Barry Shear (March 23, 1923 in Brooklyn, New York – June 13, 1979 in Los Angeles) was an American film and television director and producer.
He served in the United States Army Air Forces from October 1942 to March 1945.
Shear began directing for television in the 1950s for the DuMont Television Network news program Newsweek Views the News, and directed episodes of the DuMont series Guide Right, Not for Publication, and Joseph Schildkraut Presents. Shear directed The Hazel Scott Show for DuMont, the first television show to feature a Black woman as the star of a show, performing without sketch comedy or guests. He quickly moved to episodic television. Over his 30-year career in television he directed both series and telefilms. Series that he directed several episodes for include The Man from U.N.C.L.E., The Girl from U.N.C.L.E., The Name of the Game, Ironside, Alias Smith and Jones, Police Story, Police Woman, and The Feather and Father Gang.
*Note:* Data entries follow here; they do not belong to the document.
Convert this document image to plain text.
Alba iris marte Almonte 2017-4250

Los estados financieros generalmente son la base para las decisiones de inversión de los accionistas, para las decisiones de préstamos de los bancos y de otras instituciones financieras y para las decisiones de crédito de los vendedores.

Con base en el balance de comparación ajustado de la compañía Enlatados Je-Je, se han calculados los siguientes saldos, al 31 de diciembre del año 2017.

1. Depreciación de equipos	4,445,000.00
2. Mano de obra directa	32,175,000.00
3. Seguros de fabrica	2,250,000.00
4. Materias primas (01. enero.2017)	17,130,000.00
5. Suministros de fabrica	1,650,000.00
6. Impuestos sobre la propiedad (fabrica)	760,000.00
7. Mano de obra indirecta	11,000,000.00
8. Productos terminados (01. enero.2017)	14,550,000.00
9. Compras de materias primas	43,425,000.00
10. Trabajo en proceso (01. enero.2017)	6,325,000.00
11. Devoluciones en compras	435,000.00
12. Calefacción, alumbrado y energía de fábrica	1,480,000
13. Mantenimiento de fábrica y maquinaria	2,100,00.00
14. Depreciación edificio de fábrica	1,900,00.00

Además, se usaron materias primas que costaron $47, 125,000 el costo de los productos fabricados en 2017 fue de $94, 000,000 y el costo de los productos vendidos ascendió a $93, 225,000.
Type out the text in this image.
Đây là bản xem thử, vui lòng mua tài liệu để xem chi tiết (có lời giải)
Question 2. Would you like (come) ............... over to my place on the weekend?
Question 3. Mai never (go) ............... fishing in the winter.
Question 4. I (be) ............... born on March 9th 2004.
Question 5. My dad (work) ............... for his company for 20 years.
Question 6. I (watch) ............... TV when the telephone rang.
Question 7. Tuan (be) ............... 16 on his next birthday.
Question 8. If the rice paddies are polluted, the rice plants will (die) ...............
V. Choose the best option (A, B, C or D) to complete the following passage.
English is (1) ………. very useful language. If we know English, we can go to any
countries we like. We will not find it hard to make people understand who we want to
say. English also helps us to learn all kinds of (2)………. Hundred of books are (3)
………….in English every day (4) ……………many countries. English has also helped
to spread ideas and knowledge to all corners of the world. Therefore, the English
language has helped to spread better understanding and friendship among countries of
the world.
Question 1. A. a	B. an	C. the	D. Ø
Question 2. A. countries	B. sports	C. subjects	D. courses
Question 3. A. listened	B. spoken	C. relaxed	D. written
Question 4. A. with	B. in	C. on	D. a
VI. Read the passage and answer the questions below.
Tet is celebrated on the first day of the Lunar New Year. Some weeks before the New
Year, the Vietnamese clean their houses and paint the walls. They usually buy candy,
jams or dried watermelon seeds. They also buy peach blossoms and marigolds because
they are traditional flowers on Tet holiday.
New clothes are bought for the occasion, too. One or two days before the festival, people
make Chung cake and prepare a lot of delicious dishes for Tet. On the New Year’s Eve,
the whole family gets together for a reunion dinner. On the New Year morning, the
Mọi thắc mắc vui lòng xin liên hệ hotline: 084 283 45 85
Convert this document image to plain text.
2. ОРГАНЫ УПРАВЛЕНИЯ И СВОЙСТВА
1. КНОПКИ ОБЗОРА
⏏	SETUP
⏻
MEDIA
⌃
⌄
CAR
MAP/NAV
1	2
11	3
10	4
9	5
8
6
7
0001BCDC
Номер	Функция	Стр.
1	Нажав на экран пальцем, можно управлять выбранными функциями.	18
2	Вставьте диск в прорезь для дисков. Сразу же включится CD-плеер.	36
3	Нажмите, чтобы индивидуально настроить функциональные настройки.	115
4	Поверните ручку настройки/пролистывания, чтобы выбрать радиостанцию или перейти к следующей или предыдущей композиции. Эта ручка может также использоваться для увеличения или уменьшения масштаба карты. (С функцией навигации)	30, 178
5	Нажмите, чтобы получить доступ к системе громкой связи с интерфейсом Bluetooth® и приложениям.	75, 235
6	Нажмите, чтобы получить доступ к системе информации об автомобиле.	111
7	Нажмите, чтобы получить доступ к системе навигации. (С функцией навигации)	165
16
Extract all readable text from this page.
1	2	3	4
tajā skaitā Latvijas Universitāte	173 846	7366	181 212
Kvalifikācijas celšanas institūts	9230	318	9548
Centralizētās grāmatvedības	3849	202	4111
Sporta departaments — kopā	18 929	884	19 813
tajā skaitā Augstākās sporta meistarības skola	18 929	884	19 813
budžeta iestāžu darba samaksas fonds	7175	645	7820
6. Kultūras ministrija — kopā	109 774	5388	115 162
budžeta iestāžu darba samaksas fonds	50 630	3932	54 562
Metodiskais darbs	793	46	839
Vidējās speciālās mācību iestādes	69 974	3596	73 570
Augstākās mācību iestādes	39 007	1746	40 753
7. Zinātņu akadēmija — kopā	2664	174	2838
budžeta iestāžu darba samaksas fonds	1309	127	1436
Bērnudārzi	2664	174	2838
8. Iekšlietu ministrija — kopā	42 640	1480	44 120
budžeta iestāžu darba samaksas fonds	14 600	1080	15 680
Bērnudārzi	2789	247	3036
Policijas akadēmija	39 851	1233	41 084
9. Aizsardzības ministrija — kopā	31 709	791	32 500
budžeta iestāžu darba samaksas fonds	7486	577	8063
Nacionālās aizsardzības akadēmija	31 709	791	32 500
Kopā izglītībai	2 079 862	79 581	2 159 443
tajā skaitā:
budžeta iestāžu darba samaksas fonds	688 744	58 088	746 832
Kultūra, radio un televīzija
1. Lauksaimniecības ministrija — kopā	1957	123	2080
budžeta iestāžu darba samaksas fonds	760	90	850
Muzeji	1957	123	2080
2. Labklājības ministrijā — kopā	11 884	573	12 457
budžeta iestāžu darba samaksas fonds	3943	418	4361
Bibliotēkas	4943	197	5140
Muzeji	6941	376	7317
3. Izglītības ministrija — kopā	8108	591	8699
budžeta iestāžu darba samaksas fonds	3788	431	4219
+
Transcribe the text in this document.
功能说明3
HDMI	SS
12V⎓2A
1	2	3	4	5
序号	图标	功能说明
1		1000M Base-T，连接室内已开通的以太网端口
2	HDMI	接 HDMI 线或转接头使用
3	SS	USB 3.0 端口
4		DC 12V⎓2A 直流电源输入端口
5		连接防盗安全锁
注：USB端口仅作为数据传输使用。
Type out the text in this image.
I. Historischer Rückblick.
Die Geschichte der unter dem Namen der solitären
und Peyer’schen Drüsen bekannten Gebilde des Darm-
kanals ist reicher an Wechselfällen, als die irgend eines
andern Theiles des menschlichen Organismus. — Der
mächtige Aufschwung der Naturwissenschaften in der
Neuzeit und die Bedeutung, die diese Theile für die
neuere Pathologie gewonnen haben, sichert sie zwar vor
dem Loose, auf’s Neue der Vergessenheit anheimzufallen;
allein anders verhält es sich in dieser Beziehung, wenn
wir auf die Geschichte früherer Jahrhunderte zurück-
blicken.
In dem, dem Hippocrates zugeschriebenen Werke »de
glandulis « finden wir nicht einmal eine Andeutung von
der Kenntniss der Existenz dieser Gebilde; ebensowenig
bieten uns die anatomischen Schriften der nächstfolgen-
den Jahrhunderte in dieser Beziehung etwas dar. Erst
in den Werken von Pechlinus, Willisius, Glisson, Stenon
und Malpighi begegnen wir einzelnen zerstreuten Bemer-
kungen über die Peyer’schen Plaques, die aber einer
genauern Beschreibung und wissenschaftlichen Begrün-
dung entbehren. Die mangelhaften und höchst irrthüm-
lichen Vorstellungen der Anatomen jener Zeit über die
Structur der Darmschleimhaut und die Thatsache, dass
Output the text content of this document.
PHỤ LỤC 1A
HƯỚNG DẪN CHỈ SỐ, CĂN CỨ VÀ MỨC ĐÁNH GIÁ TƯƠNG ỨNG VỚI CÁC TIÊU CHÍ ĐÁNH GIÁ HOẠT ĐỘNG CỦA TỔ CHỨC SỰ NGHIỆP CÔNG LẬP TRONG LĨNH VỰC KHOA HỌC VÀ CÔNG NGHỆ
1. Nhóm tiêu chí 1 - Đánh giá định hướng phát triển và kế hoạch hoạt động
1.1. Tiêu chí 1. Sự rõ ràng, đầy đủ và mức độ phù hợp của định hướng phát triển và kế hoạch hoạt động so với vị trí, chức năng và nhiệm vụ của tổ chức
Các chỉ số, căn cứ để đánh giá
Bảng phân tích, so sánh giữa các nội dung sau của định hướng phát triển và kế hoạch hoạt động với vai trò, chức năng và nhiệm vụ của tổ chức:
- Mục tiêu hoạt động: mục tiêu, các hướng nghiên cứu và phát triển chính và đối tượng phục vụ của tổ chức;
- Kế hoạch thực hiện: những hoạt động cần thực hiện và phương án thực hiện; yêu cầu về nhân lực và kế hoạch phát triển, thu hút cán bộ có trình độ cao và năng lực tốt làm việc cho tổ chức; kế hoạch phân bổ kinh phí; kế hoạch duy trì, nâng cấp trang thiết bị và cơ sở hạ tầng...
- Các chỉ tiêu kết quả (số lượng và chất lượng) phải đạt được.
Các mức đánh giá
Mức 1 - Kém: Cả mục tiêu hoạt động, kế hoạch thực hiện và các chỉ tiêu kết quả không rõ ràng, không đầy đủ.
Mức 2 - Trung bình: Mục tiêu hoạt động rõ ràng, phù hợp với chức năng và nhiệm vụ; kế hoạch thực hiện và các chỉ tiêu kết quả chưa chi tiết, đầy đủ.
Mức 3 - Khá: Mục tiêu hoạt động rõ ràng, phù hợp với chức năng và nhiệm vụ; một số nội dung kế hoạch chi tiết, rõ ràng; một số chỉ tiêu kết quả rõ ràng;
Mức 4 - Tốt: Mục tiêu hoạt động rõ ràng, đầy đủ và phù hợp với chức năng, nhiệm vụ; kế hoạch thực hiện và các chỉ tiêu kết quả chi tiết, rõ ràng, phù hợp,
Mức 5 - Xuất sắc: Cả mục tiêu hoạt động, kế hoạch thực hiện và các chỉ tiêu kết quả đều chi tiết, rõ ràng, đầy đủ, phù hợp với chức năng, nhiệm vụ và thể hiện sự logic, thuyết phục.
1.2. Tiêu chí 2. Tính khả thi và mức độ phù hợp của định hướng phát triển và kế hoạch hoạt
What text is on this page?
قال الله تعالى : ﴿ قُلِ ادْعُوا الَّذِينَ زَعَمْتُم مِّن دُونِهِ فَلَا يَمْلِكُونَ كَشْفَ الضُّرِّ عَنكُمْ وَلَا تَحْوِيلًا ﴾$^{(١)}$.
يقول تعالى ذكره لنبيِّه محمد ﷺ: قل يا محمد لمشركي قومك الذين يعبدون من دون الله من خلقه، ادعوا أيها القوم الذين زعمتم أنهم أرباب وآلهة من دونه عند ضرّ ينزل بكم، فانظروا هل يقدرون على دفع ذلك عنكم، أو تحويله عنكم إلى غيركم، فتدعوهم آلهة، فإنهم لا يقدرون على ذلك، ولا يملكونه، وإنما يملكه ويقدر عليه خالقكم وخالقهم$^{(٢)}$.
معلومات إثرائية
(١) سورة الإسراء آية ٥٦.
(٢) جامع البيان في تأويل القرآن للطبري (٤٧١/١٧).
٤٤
Shear's first made-for-theaters feature was the 1968 counter culture film Wild in the Streets. He later directed theatrical films in various genres such as The Todd Killings in 1971 (based on the serial killer Charles Schmid), Across 110th Street in 1972, and the western The Deadly Trackers in 1973 (which he overtook from Samuel Fuller). While well received, these features met with only fair box office and Shear returned to work exclusively in television.
On August 5, 1965, both Shear and Jan Berry, of the singing duo Jan and Dean, were injured along with other film crew members while on the first day on the set of a new Paramount motion picture, Easy Come, Easy Go. Paramount would ultimately cancel the film and reuse the film title the following year for an unrelated film starring Elvis Presley.
Shear's wife was actress Sondra Shear, (1926–2002) and his daughter is director Wendy Shear.
Barry Shear died of cancer at Cedars-Sinai Medical Center in Los Angeles on June 13, 1979, at the age of 56.